Interview With Steve Moret
Greyhawk: Temple of Elemental Evil is a PC role playing game that implements the
Dungeons and Dragons Third Edition rules inside the popular Greyhawk
campaign. The game was published in fall of 2003 by Atari. Steve has agreed to an
interview on the use of the Python programming language in this game.
Steve, thanks for taking the time for this interview. The first
question on my mind is; what was the deciding factor to go with Python?
Was it a matter of personal taste, or was there a larger comparison and
analysis?
Coming off of Arcanum, which used an internal scripting language (an opcode based system that used a GUI tool used to select language constructs), we wanted something that could give scripters more power to do complex tasks, yet still minimize the chance of user introduced errors. In my search for this programming holy grail, I looked at Python, Small, and Lua, and finally decided upon Python because of its simple syntax, its integrated high level language constructs (tuples, classes, exceptions, and serialization), and its ease of integration into our code base. I have to admit, my prior Python experience gave it a bit of a bias, but I always say go with what you know. And we did.

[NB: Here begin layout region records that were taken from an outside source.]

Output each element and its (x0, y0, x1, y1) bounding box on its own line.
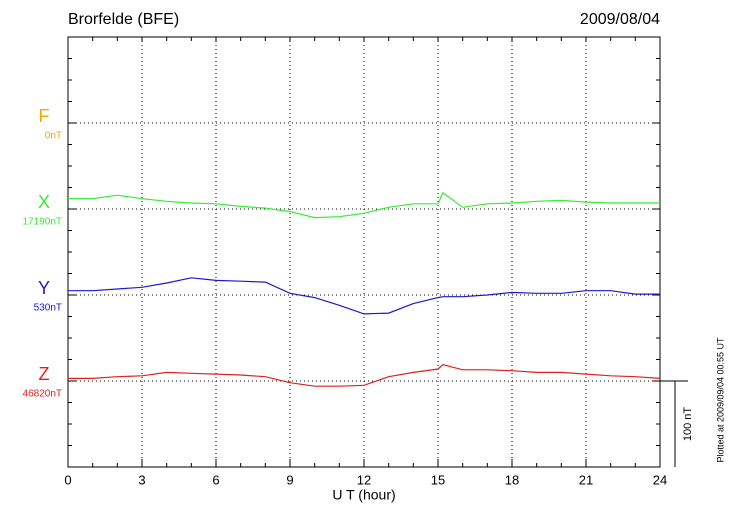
baseline-label: 17190nT (23, 217, 62, 228)
x-tick-label: 18 (505, 472, 519, 487)
series-line (68, 364, 661, 387)
x-tick-label: 24 (653, 472, 667, 487)
series-name: Z (39, 364, 50, 384)
chart-title: Brorfelde (BFE) (68, 11, 179, 28)
footnote: Plotted at 2009/09/04 00:55 UT (715, 337, 725, 463)
series-line (68, 191, 660, 219)
x-tick-label: 0 (64, 472, 71, 487)
x-tick-label: 6 (212, 472, 219, 487)
x-tick-label: 15 (431, 472, 445, 487)
series-line (68, 277, 660, 315)
x-tick-label: 3 (138, 472, 145, 487)
x-tick-label: 21 (579, 472, 593, 487)
scale-label: 100 nT (682, 407, 694, 442)
baseline-label: 0nT (45, 131, 62, 142)
chart-date: 2009/08/04 (580, 11, 660, 28)
baseline-label: 46820nT (23, 389, 62, 400)
x-tick-label: 12 (357, 472, 371, 487)
series-name: F (39, 106, 50, 126)
series-name: Y (38, 278, 50, 298)
baseline-label: 530nT (34, 303, 62, 314)
x-tick-label: 9 (286, 472, 293, 487)
x-axis-label: U T (hour) (332, 487, 395, 503)
series-name: X (38, 192, 50, 212)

There are worthwhile alternatives available. Were you confident in
Python from the start, or was there a "backup plan" during development?
Once a lot of scripts started going in we knew there was no way we could back out of using Python. As time went on, we were worried a few scripts which had to be called very frequently (in one case every game frame) would slow things down. Because of that we kept the existing opcode system around in case we needed to write performance critical scripts. When we shipped every script was written in Python. Python's performance never became an issue.

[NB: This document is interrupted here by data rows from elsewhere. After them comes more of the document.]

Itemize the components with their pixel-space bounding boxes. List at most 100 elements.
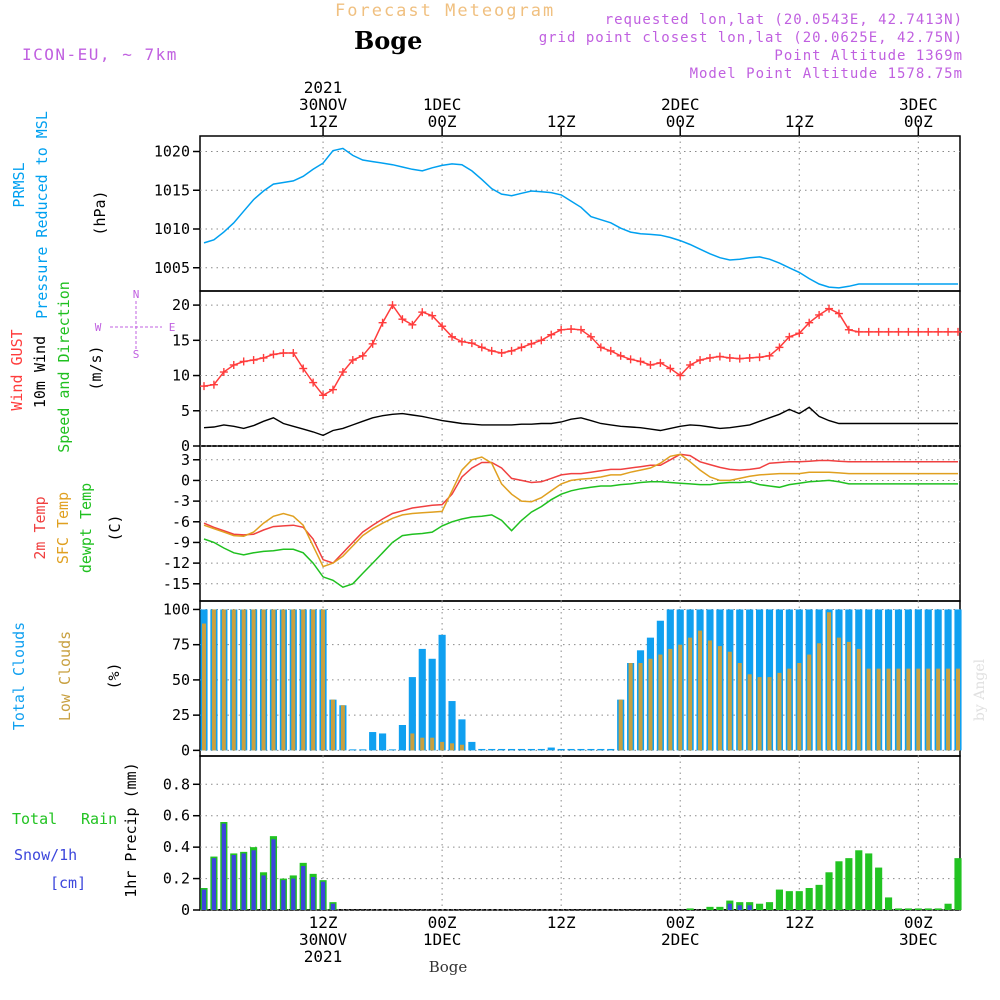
wind-panel-frame	[199, 290, 961, 447]
y-tick-label: 1020	[154, 143, 190, 161]
grid-point-coords: grid point closest lon,lat (20.0625E, 42…	[539, 30, 963, 46]
snow-bar	[221, 823, 226, 910]
y-tick-label: -6	[172, 513, 190, 531]
y-tick-label: 1005	[154, 259, 190, 277]
clouds-unit-label: (%)	[105, 662, 123, 689]
temp-label-2m: 2m Temp	[31, 496, 49, 559]
top-time-label: 12Z	[785, 112, 814, 131]
top-time-label: 12Z	[547, 112, 576, 131]
top-time-label: 00Z	[904, 112, 933, 131]
low-clouds-bar	[836, 637, 841, 751]
y-tick-label: 0	[181, 471, 190, 489]
bottom-time-label: 30NOV	[299, 930, 348, 949]
total-clouds-bar	[527, 748, 535, 751]
wind-label-10m: 10m Wind	[31, 336, 49, 408]
total-precip-bar	[686, 908, 694, 910]
low-clouds-bar	[787, 668, 792, 751]
y-tick-label: 0	[181, 437, 190, 455]
y-tick-label: 1010	[154, 220, 190, 238]
top-time-label: 3DEC	[899, 95, 938, 114]
low-clouds-bar	[688, 637, 693, 751]
snow-bar	[271, 839, 276, 910]
temp-2m-line	[203, 453, 958, 564]
snow-bar	[241, 853, 246, 910]
total-clouds-bar	[349, 749, 357, 751]
total-precip-bar	[904, 908, 912, 910]
y-tick-label: 25	[172, 706, 190, 724]
low-clouds-bar	[231, 609, 236, 751]
compass-e: E	[169, 321, 176, 334]
total-clouds-bar	[448, 701, 456, 751]
total-clouds-bar	[507, 748, 516, 751]
total-clouds-bar	[458, 719, 466, 751]
model-point-altitude: Model Point Altitude 1578.75m	[690, 66, 963, 82]
low-clouds-bar	[459, 744, 464, 751]
top-time-label: 30NOV	[299, 95, 348, 114]
low-clouds-bar	[628, 663, 633, 751]
low-clouds-bar	[817, 643, 822, 751]
temp-unit-label: (C)	[106, 514, 124, 541]
total-clouds-bar	[379, 733, 387, 751]
low-clouds-bar	[717, 646, 722, 751]
compass-n: N	[133, 288, 140, 301]
dewpt-line	[203, 479, 958, 589]
top-time-label: 2DEC	[661, 95, 700, 114]
low-clouds-bar	[668, 648, 673, 751]
top-time-label: 1DEC	[423, 95, 462, 114]
total-precip-bar	[875, 867, 883, 910]
low-clouds-bar	[916, 668, 921, 751]
location-name: Boge	[354, 26, 422, 55]
low-clouds-bar	[201, 623, 207, 751]
total-clouds-bar	[398, 725, 406, 751]
low-clouds-bar	[340, 705, 345, 751]
total-clouds-bar	[597, 748, 605, 751]
top-time-label: 12Z	[309, 112, 338, 131]
bottom-time-label: 1DEC	[423, 930, 462, 949]
snow-bar	[330, 903, 336, 910]
requested-coords: requested lon,lat (20.0543E, 42.7413N)	[605, 12, 963, 28]
wind-label-speed-dir: Speed and Direction	[55, 281, 73, 453]
total-precip-bar	[884, 897, 893, 910]
pressure-label-msl: Pressure Reduced to MSL	[33, 111, 51, 319]
low-clouds-bar	[420, 737, 425, 751]
y-tick-label: -3	[172, 492, 190, 510]
low-clouds-bar	[936, 668, 941, 751]
low-clouds-bar	[866, 668, 871, 751]
total-clouds-bar	[498, 748, 506, 751]
bottom-time-label: 3DEC	[899, 930, 938, 949]
total-precip-bar	[855, 850, 863, 910]
low-clouds-bar	[747, 674, 752, 751]
total-clouds-bar	[547, 747, 555, 751]
low-clouds-bar	[450, 743, 455, 751]
y-tick-label: 0	[181, 901, 190, 919]
total-precip-bar	[914, 908, 922, 910]
total-precip-bar	[954, 858, 962, 910]
low-clouds-bar	[955, 668, 961, 751]
total-precip-bar	[756, 903, 764, 910]
bottom-time-label: 00Z	[428, 913, 457, 932]
total-precip-bar	[785, 891, 793, 910]
total-clouds-bar	[577, 748, 585, 751]
snow-bar	[231, 855, 236, 910]
y-tick-label: -15	[163, 575, 190, 593]
low-clouds-bar	[281, 609, 286, 751]
low-clouds-bar	[807, 654, 812, 751]
total-precip-bar	[894, 908, 903, 910]
total-clouds-bar	[607, 748, 615, 751]
total-precip-bar	[835, 861, 843, 910]
low-clouds-bar	[311, 609, 316, 751]
y-tick-label: -9	[172, 533, 190, 551]
precip-label-snow: Snow/1h	[14, 846, 77, 864]
wind-unit-label: (m/s)	[87, 345, 105, 390]
low-clouds-bar	[906, 668, 911, 751]
bottom-time-label: 12Z	[785, 913, 814, 932]
pressure-unit-label: (hPa)	[91, 190, 109, 235]
top-time-label: 00Z	[666, 112, 695, 131]
total-precip-bar	[716, 906, 724, 910]
pressure-label-prmsl: PRMSL	[10, 162, 28, 207]
total-precip-bar	[775, 889, 783, 910]
plot-marks	[200, 147, 962, 910]
low-clouds-bar	[856, 648, 861, 751]
y-tick-label: 5	[181, 402, 190, 420]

As the game progressed, did the development team find itself using
Python for different roles than it was original chose for? Was Python
able to be used outside the game itself, for tasks like data management
or testing frameworks?
I frequently used Python to run menial build tasks (recompiling art files or reorganizing files into new directories), or to enumerate complicated data sets.
For example, our lead artist wanted a sound system where every weapon type (we had nearly 80, later cut back to about 20) was supposed to have a different sound when it hit each material type (of which we had about 10). Our sound engineer was going to generate all these sounds as he could, but in the mean time we wanted place holder sounds, mostly so we could detect when one was missing. So I found a text-2-speech package, and used Python to build all 800+ sounds based upon the weapon/material type. What would have taken someone hours (if not days) of cut/paste/rename was generated in a few lines of Python.

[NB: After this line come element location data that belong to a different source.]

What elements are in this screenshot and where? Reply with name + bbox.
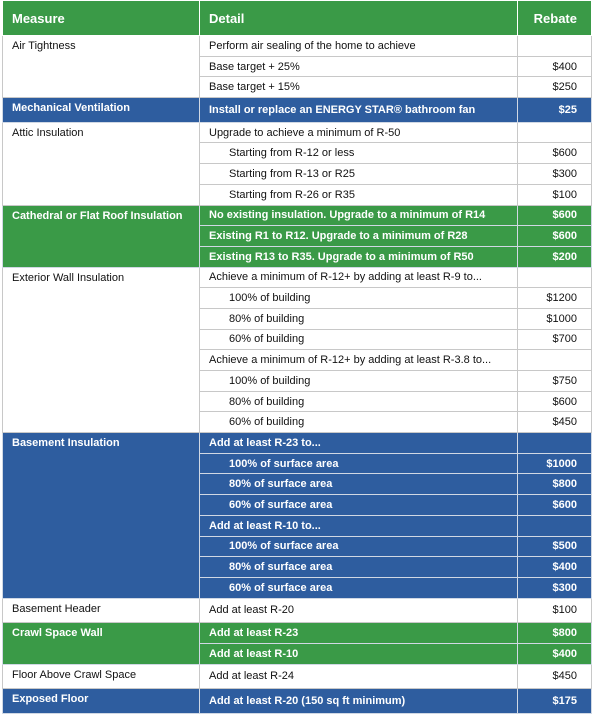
table-row: 100% of building $750 — [3, 370, 592, 392]
detail-cell: Upgrade to achieve a minimum of R-50 — [199, 121, 518, 144]
measure-cell: Exposed Floor — [2, 688, 200, 714]
measure-cell: Cathedral or Flat Roof Insulation — [2, 204, 200, 268]
detail-cell: Existing R13 to R35. Upgrade to a minimu… — [199, 245, 518, 268]
rebate-cell: $450 — [517, 663, 592, 690]
measure-cell: Air Tightness — [2, 34, 200, 99]
rebate-cell: $250 — [517, 76, 592, 99]
table-row: 100% of building $1200 — [3, 287, 592, 309]
rebate-cell: $600 — [517, 204, 592, 227]
rebate-cell: $700 — [517, 328, 592, 351]
measure-cell: Exterior Wall Insulation — [2, 266, 200, 434]
rebate-cell: $175 — [517, 688, 592, 714]
detail-cell: Add at least R-10 — [199, 642, 518, 665]
rebate-cell: $100 — [517, 597, 592, 624]
table-row: Crawl Space Wall Add at least R-23 $800 — [2, 622, 592, 665]
detail-cell: Starting from R-12 or less — [199, 142, 518, 165]
table-row: Basement Insulation Add at least R-23 to.… — [2, 432, 592, 599]
table-row: Exterior Wall Insulation Achieve a minimu… — [2, 266, 592, 434]
table-row: Cathedral or Flat Roof Insulation No exis… — [2, 204, 592, 268]
detail-cell: 100% of surface area — [199, 535, 518, 558]
column-header: Detail — [199, 0, 518, 36]
detail-cell: Achieve a minimum of R-12+ by adding at … — [199, 266, 518, 289]
detail-cell: Starting from R-26 or R35 — [199, 183, 518, 206]
detail-cell: 80% of building — [199, 390, 518, 413]
table-row: Starting from R-12 or less $600 — [3, 142, 592, 165]
rebate-cell — [517, 432, 592, 454]
table-row: Achieve a minimum of R-12+ by adding at … — [3, 349, 592, 371]
rebate-cell: $400 — [517, 642, 592, 665]
table-row: Attic Insulation Upgrade to achieve a min… — [2, 121, 592, 206]
rebate-cell: $1000 — [517, 307, 592, 330]
detail-cell: Starting from R-13 or R25 — [199, 163, 518, 185]
rebate-cell: $750 — [517, 370, 592, 392]
column-header: Rebate — [517, 0, 592, 36]
rebate-cell: $500 — [517, 535, 592, 558]
rebate-cell — [517, 266, 592, 289]
measure-cell: Crawl Space Wall — [2, 622, 200, 665]
table-row: 60% of building $450 — [3, 411, 592, 434]
rebate-cell: $100 — [517, 183, 592, 206]
detail-cell: 100% of surface area — [199, 452, 518, 475]
detail-cell: 60% of surface area — [199, 576, 518, 599]
table-row: Exposed Floor Add at least R-20 (150 sq f… — [2, 688, 592, 714]
measure-cell: Attic Insulation — [2, 121, 200, 206]
detail-cell: Add at least R-10 to... — [199, 514, 518, 537]
table-row: Floor Above Crawl Space Add at least R-24… — [2, 663, 592, 690]
measure-cell: Floor Above Crawl Space — [2, 663, 200, 690]
measure-cell: Basement Insulation — [2, 432, 200, 599]
detail-cell: Add at least R-20 (150 sq ft minimum) — [199, 688, 518, 714]
detail-cell: Base target + 15% — [199, 76, 518, 99]
rebate-cell: $400 — [517, 55, 592, 78]
detail-cell: 100% of building — [199, 287, 518, 309]
column-header: Measure — [2, 0, 200, 36]
detail-cell: 80% of surface area — [199, 473, 518, 496]
rebate-cell — [517, 349, 592, 371]
rebate-cell: $600 — [517, 225, 592, 247]
header-row: Measure Detail Rebate — [2, 0, 592, 36]
rebate-cell: $600 — [517, 142, 592, 165]
detail-cell: Achieve a minimum of R-12+ by adding at … — [199, 349, 518, 371]
rebate-cell: $200 — [517, 245, 592, 268]
rebate-cell: $1200 — [517, 287, 592, 309]
detail-cell: 100% of building — [199, 370, 518, 392]
rebate-cell: $300 — [517, 576, 592, 599]
rebate-cell: $600 — [517, 390, 592, 413]
rebate-cell: $400 — [517, 556, 592, 578]
measure-cell: Basement Header — [2, 597, 200, 624]
rebate-cell: $450 — [517, 411, 592, 434]
rebate-cell: $300 — [517, 163, 592, 185]
detail-cell: No existing insulation. Upgrade to a min… — [199, 204, 518, 227]
detail-cell: Add at least R-23 — [199, 622, 518, 644]
detail-cell: Add at least R-20 — [199, 597, 518, 624]
table-row: Basement Header Add at least R-20 $100 — [2, 597, 592, 624]
detail-cell: 60% of building — [199, 411, 518, 434]
rebate-cell: $25 — [517, 97, 592, 123]
rebate-cell: $1000 — [517, 452, 592, 475]
rebate-cell — [517, 121, 592, 144]
detail-cell: Existing R1 to R12. Upgrade to a minimum… — [199, 225, 518, 247]
rebate-cell: $800 — [517, 473, 592, 496]
detail-cell: Perform air sealing of the home to achie… — [199, 35, 518, 57]
detail-cell: Base target + 25% — [199, 55, 518, 78]
rebate-cell — [517, 35, 592, 57]
detail-cell: 60% of building — [199, 328, 518, 351]
rebate-cell — [517, 514, 592, 537]
detail-cell: 80% of building — [199, 307, 518, 330]
detail-cell: Add at least R-24 — [199, 663, 518, 690]
rebate-cell: $600 — [517, 494, 592, 516]
detail-cell: 60% of surface area — [199, 494, 518, 516]
rebate-cell: $800 — [517, 622, 592, 644]
table-row: Air Tightness Perform air sealing of the … — [2, 34, 592, 99]
measure-cell: Mechanical Ventilation — [2, 97, 200, 123]
table-row: Starting from R-26 or R35 $100 — [3, 183, 592, 206]
detail-cell: Install or replace an ENERGY STAR® bathr… — [199, 97, 518, 123]
table-row: Mechanical Ventilation Install or replace… — [2, 97, 592, 123]
detail-cell: 80% of surface area — [199, 556, 518, 578]
detail-cell: Add at least R-23 to... — [199, 432, 518, 454]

In the right environments, just about anyone can learn to use Python
for specific tasks. Was Python used by any of the staff outside the
programming team?
All the dialog writers used Python expressions to handle which dialog lines were available to people, and the artists wrote simple Python statements to emit particles or trigger visual effects during specific frames of animation. In the end, I'd say over 1/2 of the team had touched Python code at some point through the course of the development of the game.
I see Python is already being used for your next title under
development. How have your feelings about Python changed since when you
started using it in Temple of Elemental Evil?
For the most part, I'm happier with Python than when I was on Temple. Mostly, because I've figured out all the annoying nuances and pit-falls that caused us trouble. Now, people turn to me like I'm some kind of Python guru, when really I've just wrestled with it long enough to know what is really going wrong behind the scenes.